Catalog, brand, and IP are sold by Kiss. Gene Simmons promises a ‘collaboration’    

Kiss's journey never ends. The hard rock band sold their repertoire, brand name, and IP to Swedish company Pophouse Entertainment Group for almost $300 million, announced Thursday.

Kiss has worked with Pophouse, co-founded by ABBA's Björn Ulvaeus, before. In December, the band's current lineup—founders Paul Stanley and Gene Simmons, guitarist Tommy Thayer, and drummer Eric Singer—debuted digitized avatars of themselves at Madison Square Garden on their farewell tour.  

In collaboration with Pophouse, George Lucas' Industrial Light & Magic developed the cutting-edge technology. The two firms recently collaborated on the London “ABBA Voyage” exhibition, where fans could watch their digital avatars perform a full ABBA concert.  

Pophouse CEO Per Sundin said Kiss' avatars will be used in a biopic, documentary, and Kiss experience. Sundin told the  that an avatar show will premiere in the second half of 2027, but it won't be like "ABBA Voyage." The North American premiere is expected. Sundin said the purchase will introduce Kiss to new generations, setting Pophouse apart from past music collection acquisitions.  

“The three big record companies that are left are doing a fantastic job, but they have so many catalogs and can’t focus on everything,” he says. even though we will hold the artists rights, we work with Universal (Music Group) and Kiss. We bought all rights, which I've never seen explained as clearly."  

Gene Simmons tells the AP over Zoom, "I don't like the word acquisition," promising the band would never sell their catalog to an unappreciative entity.  

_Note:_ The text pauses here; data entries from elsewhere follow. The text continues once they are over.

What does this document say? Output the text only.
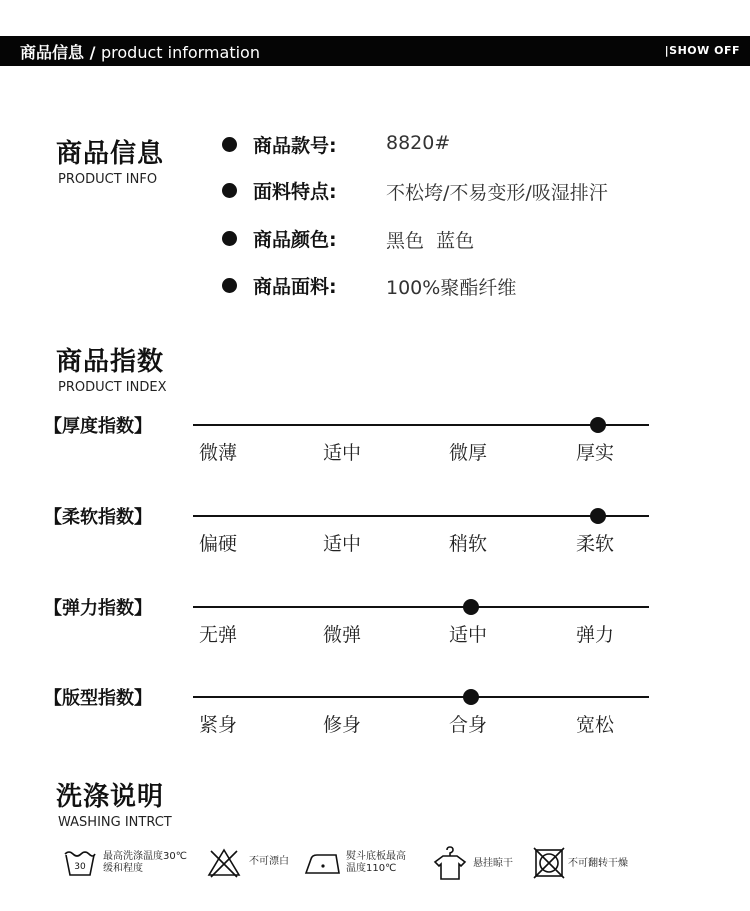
商品信息 / product information	|SHOW OFF
商品信息
PRODUCT INFO
商品款号:	8820#
面料特点:	不松垮/不易变形/吸湿排汗
商品颜色:	黑色  蓝色
商品面料:	100%聚酯纤维
商品指数
PRODUCT INDEX
【厚度指数】
微薄	适中	微厚	厚实
【柔软指数】
偏硬	适中	稍软	柔软
【弹力指数】
无弹	微弹	适中	弹力
【版型指数】
紧身	修身	合身	宽松
洗涤说明
WASHING INTRCT
30
最高洗涤温度30℃
缓和程度
不可漂白	熨斗底板最高
温度110℃	悬挂晾干	不可翻转干燥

“Collaboration is its purpose. We would be derelict in our inferred fiduciary obligation to the thing we created to abandon it, he said. People may assume, ‘OK, now Pophouse is doing that stuff and we’re here in Beverly Hills twiddling our thumbs.’ Not true. In the trenches with them. We chat often. Ideas are shared. Collaborative effort. Paul Stanley and I, especially with the band, will stick to this. We have a baby.”

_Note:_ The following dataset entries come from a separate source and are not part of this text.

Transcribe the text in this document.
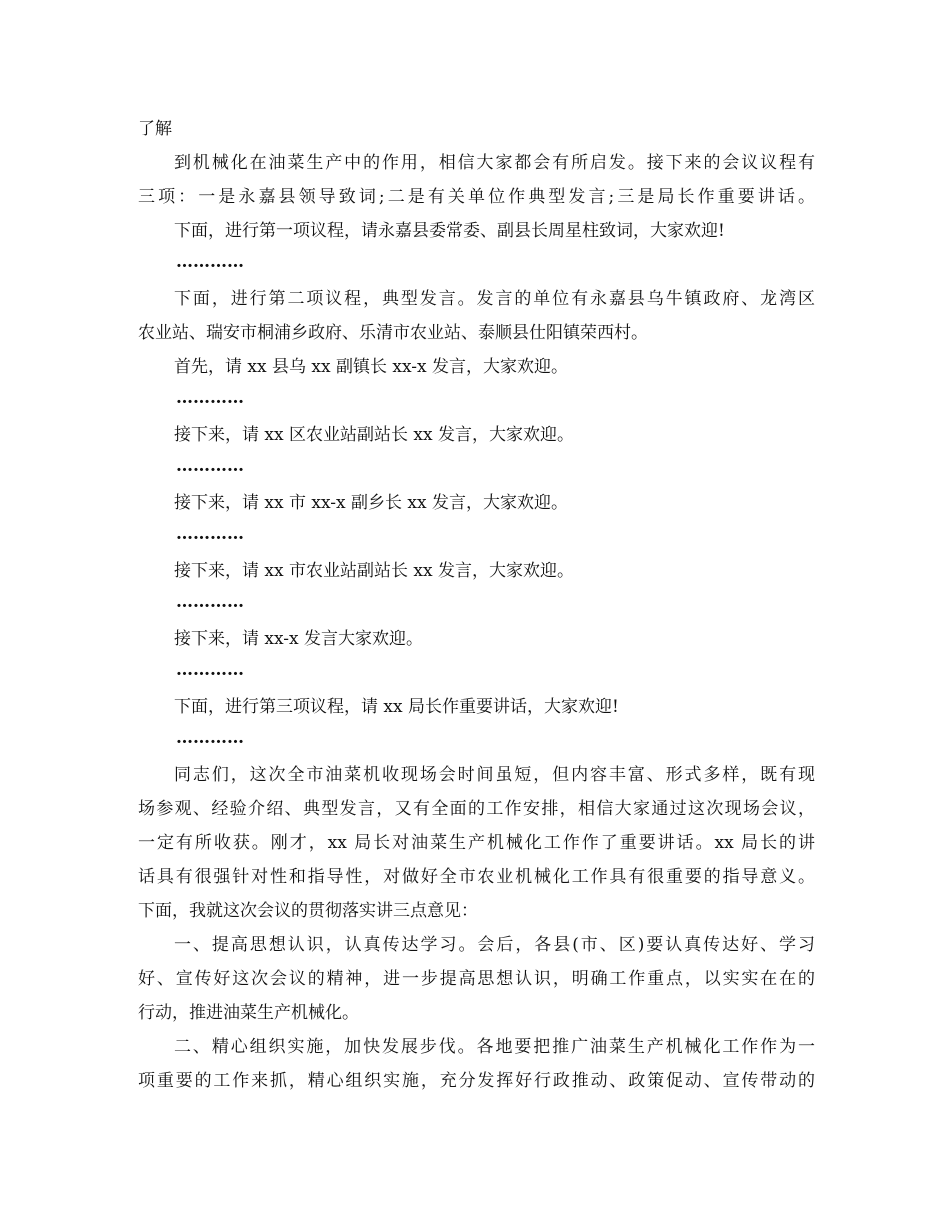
了解

到机械化在油菜生产中的作用，相信大家都会有所启发。接下来的会议议程有

三项：一是永嘉县领导致词;二是有关单位作典型发言;三是局长作重要讲话。

下面，进行第一项议程，请永嘉县委常委、副县长周星柱致词，大家欢迎!

…………

下面，进行第二项议程，典型发言。发言的单位有永嘉县乌牛镇政府、龙湾区

农业站、瑞安市桐浦乡政府、乐清市农业站、泰顺县仕阳镇荣西村。

首先，请 xx 县乌 xx 副镇长 xx-x 发言，大家欢迎。

…………

接下来，请 xx 区农业站副站长 xx 发言，大家欢迎。

…………

接下来，请 xx 市 xx-x 副乡长 xx 发言，大家欢迎。

…………

接下来，请 xx 市农业站副站长 xx 发言，大家欢迎。

…………

接下来，请 xx-x 发言大家欢迎。

…………

下面，进行第三项议程，请 xx 局长作重要讲话，大家欢迎!

…………

同志们，这次全市油菜机收现场会时间虽短，但内容丰富、形式多样，既有现

场参观、经验介绍、典型发言，又有全面的工作安排，相信大家通过这次现场会议，

一定有所收获。刚才，xx 局长对油菜生产机械化工作作了重要讲话。xx 局长的讲

话具有很强针对性和指导性，对做好全市农业机械化工作具有很重要的指导意义。

下面，我就这次会议的贯彻落实讲三点意见：

一、提高思想认识，认真传达学习。会后，各县(市、区)要认真传达好、学习

好、宣传好这次会议的精神，进一步提高思想认识，明确工作重点，以实实在在的

行动，推进油菜生产机械化。

二、精心组织实施，加快发展步伐。各地要把推广油菜生产机械化工作作为一

项重要的工作来抓，精心组织实施，充分发挥好行政推动、政策促动、宣传带动的
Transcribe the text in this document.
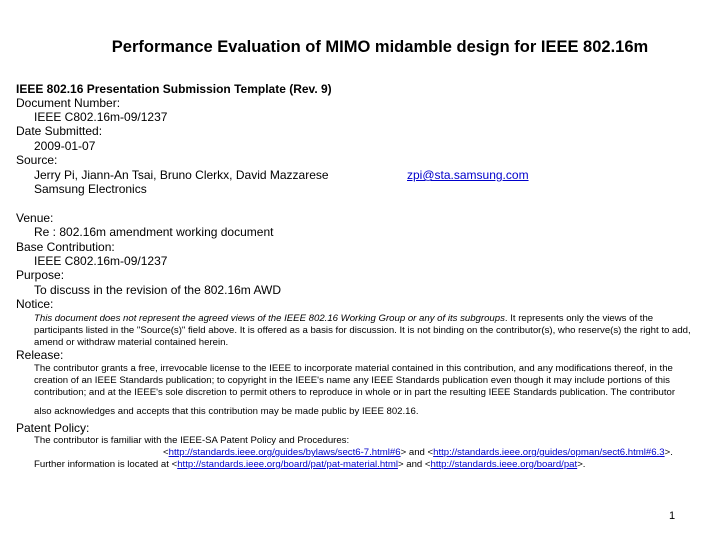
Performance Evaluation of MIMO midamble design for IEEE 802.16m
IEEE 802.16 Presentation Submission Template (Rev. 9)
Document Number:
IEEE C802.16m-09/1237
Date Submitted:
2009-01-07
Source:
Jerry Pi, Jiann-An Tsai, Bruno Clerkx, David Mazzarese	zpi@sta.samsung.com
Samsung Electronics
Venue:
Re : 802.16m amendment working document
Base Contribution:
IEEE C802.16m-09/1237
Purpose:
To discuss in the revision of the 802.16m AWD
Notice:
This document does not represent the agreed views of the IEEE 802.16 Working Group or any of its subgroups. It represents only the views of the participants listed in the "Source(s)" field above. It is offered as a basis for discussion. It is not binding on the contributor(s), who reserve(s) the right to add, amend or withdraw material contained herein.
Release:
The contributor grants a free, irrevocable license to the IEEE to incorporate material contained in this contribution, and any modifications thereof, in the creation of an IEEE Standards publication; to copyright in the IEEE's name any IEEE Standards publication even though it may include portions of this contribution; and at the IEEE's sole discretion to permit others to reproduce in whole or in part the resulting IEEE Standards publication. The contributor
also acknowledges and accepts that this contribution may be made public by IEEE 802.16.
Patent Policy:
The contributor is familiar with the IEEE-SA Patent Policy and Procedures:
<http://standards.ieee.org/guides/bylaws/sect6-7.html#6> and <http://standards.ieee.org/guides/opman/sect6.html#6.3>.
Further information is located at <http://standards.ieee.org/board/pat/pat-material.html> and <http://standards.ieee.org/board/pat>.
1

That means no more actual live touring. He declares, “We’re not going to tour again as Kiss, period. “We’re not going to put makeup on and go out.” Second Pophouse investment outside Sweden: Kiss Cyndi Lauper partnered with the company in February to sell the majority of her music and create a “immersive theater piece” that brings fans to her hometown of New York.  

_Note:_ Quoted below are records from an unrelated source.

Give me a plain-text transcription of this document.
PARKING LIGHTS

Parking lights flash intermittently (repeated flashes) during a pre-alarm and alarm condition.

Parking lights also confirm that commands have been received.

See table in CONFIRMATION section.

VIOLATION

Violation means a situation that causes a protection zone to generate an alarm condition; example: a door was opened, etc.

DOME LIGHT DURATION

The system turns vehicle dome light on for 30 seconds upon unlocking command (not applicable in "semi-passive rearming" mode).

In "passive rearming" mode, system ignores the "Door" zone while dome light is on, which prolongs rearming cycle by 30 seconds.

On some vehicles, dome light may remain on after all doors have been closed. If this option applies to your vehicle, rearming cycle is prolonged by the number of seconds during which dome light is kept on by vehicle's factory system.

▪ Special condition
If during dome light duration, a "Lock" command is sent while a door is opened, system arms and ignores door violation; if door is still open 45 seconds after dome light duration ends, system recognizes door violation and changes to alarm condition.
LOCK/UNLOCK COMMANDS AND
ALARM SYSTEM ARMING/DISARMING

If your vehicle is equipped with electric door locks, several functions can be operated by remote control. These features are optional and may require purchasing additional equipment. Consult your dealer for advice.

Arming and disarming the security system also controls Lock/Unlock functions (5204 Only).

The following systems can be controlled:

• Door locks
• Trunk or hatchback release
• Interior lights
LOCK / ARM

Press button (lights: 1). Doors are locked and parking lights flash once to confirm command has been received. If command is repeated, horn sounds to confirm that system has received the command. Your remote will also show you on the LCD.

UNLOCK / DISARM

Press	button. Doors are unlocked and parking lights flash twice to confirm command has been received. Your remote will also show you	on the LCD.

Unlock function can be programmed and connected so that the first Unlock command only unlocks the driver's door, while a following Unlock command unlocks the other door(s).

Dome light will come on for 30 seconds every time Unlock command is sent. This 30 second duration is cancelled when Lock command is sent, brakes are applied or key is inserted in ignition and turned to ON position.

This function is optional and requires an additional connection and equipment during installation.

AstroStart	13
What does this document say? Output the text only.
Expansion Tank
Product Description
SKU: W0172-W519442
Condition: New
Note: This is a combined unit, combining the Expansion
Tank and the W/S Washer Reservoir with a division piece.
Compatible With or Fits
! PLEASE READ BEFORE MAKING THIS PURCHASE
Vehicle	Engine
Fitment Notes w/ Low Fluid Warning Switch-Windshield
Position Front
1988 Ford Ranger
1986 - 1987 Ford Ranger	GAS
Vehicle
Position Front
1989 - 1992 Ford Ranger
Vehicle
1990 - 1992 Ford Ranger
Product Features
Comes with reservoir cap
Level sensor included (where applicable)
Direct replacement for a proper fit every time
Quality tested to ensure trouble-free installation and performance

New performances and live experiences are intended to introduce Lauper's music to fans and younger audiences. “Most suits, when you tell them an idea, their eyes glaze over, they just want your greatest hits,” Lauper told the AP in February at Pophouse headquarters in Stockholm. However, as a multimedia corporation, they want to create something fresh, not merely buy my portfolio.